1. The Field of the Invention
The present invention generally relates to high speed optoelectronic modules and host devices. In particular, some example embodiments relate to an adapter configured to provide an interface between a host device configured to receive an optoelectronic module of a first form-factor and multiple optoelectronic modules having a second form-factor.
2. The Related Technology
In the field of data transmission, one method of efficiently transporting data is through the use of fiber optics. Digital data is propagated through a fiber optic cable or cables using light emitting diodes or lasers. Light signals allow for extremely high transmission rates and very high bandwidth capabilities. Also, light signals are resistant to electromagnetic interference that would otherwise interfere with electrical signals. Light signals are more secure because they do not allow portions of the signal to escape from the optical fiber as can occur with electrical signals in wire-based systems. While there may be an evanescent field that enables one to siphon some portion of the light off the fiber by bending the fiber such that it is possible to tap fiber communications without breaking the fiber, it is in general much more difficult than for electrical communications. Light also can be conducted over greater distances without the signal loss typically associated with electrical signals on copper wire.
Although fiber optic networks exhibit the desirable characteristics described above, there continues to exist a need for using other types of communication devices. For example, most computers or other electronic devices that communicate using optical networks are electrical, and conduct electrical signals over electrically conductive materials. Additionally, in the networking context, electrical networks that transmit electrical signals continue to be widespread. For these and other reasons, optical networks typically include optoelectronic modules, such as transceivers or transponders, which provide interfaces between electrically-based host devices and optical portions of the network.

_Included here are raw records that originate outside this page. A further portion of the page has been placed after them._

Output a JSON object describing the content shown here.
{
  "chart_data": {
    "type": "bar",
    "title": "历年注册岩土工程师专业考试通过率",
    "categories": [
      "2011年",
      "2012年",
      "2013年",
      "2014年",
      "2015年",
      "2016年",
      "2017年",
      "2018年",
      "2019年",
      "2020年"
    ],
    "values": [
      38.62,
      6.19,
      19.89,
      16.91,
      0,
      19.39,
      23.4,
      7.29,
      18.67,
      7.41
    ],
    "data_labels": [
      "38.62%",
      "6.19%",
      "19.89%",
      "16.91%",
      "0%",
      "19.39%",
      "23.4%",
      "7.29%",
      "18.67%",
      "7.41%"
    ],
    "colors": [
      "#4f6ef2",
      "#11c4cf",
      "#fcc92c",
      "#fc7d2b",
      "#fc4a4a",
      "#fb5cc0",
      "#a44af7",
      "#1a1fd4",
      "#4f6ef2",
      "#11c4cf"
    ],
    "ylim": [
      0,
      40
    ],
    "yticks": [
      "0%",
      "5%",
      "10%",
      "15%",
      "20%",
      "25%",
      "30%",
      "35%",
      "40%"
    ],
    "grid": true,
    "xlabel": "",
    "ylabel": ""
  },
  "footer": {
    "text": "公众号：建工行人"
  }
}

Host devices typically include one or more receptacles, each receptacle configured to receive an optoelectronic module conforming to a particular form-factor. Many form-factors have been or are in the process of being defined in industry Multi-Source Agreements (“MSAs”), including the Small Form-factor Pluggable (“SFP”) MSA, the 10 Form-factor Pluggable (“XFP”) MSA, the SFP plus (“SFP+”) MSA, the Improved Pluggable Form-factor (“IPF”) MSA, the Quad SFP (“QSFP”) MSA, the 100 Form-factor Pluggable (“CFP”) MSA (for both 40 G and 100 G applications), and the like. Each MSA typically specifies, among other things, the mechanical form-factor, electrical interface—including high-speed interface for data signals, low speed interface for hardware and/or firmware, and power supply—and thermal interface of the optoelectronic module and the corresponding host device receptacle.
One example of a conventional optoelectronic module 100 and host device 102 configured to conform to the CFP MSA are illustrated in FIG. 1. The optoelectronic module 100 includes a body 104 conforming to the mechanical form-factor specified by the CFP MSA with two optical ports 103 configured to send and receive optical signals. The host device 102 includes a front panel 106, host printed circuit board (“PCB”) 108, host guides 110, and host connector 112 that together define a host receptacle conforming to the CFP MSA mechanical form-factor and configured to receive the optoelectronic module 100.
The CFP MSA further specifies the electrical interface between the host connector 112 and the optoelectronic module 100. The specified electrical interface includes the pinout on the host connector 112 and optoelectronic module 100, the number of available data lanes, data rate capabilities per data lane, signal processing (e.g., CDR re-timing, EDC signal conditioning, and/or FEC capabilities), a hardware interface protocol, a firmware interface protocol, and a power supply arrangement. The specified electrical interface can include a 10×10 G (“CAUI”) high-speed interface, a 4×10 G (“XLAUI”) high-speed interface, and/or two XLAUI high-speed interfaces.
The CFP MSA further specifies thermal management capabilities. For instance, the CFP MSA specifies that the optoelectronic module 104 be configured to interface with a riding heatsink connected to the host guides 110 or that it include an integrated heatsink.
One purpose served by MSAs is to enable interoperability between host devices and optoelectronic modules conforming to the same MSA. However, host devices and optoelectronic modules conforming to different MSAs are typically incompatible due to differences in the mechanical form factor and/or electrical interfaces of each, despite the fact that two different form factors may provide similar functionality.
For instance, in some applications it may be desirable to operate a CFP-compatible host device with a XLAUI high-speed interface at approximately 40 G. In this case, a single QSFP module, which may be cheaper than a CFP module, could provide the desired 40 G bandwidth. However, the QSFP module cannot be substituted for the CFP module in the CFP-compatible host device due to form-factor incompatibilities. Particularly, QSFP modules have a smaller mechanical form-factor than CFP modules and lack the CDR re-timing required for some CFP applications.
The subject matter claimed herein is not limited to embodiments that solve any disadvantages or that operate only in environments such as those described above. Rather, this background is only provided to illustrate one exemplary technology area where some embodiments described herein may be practiced.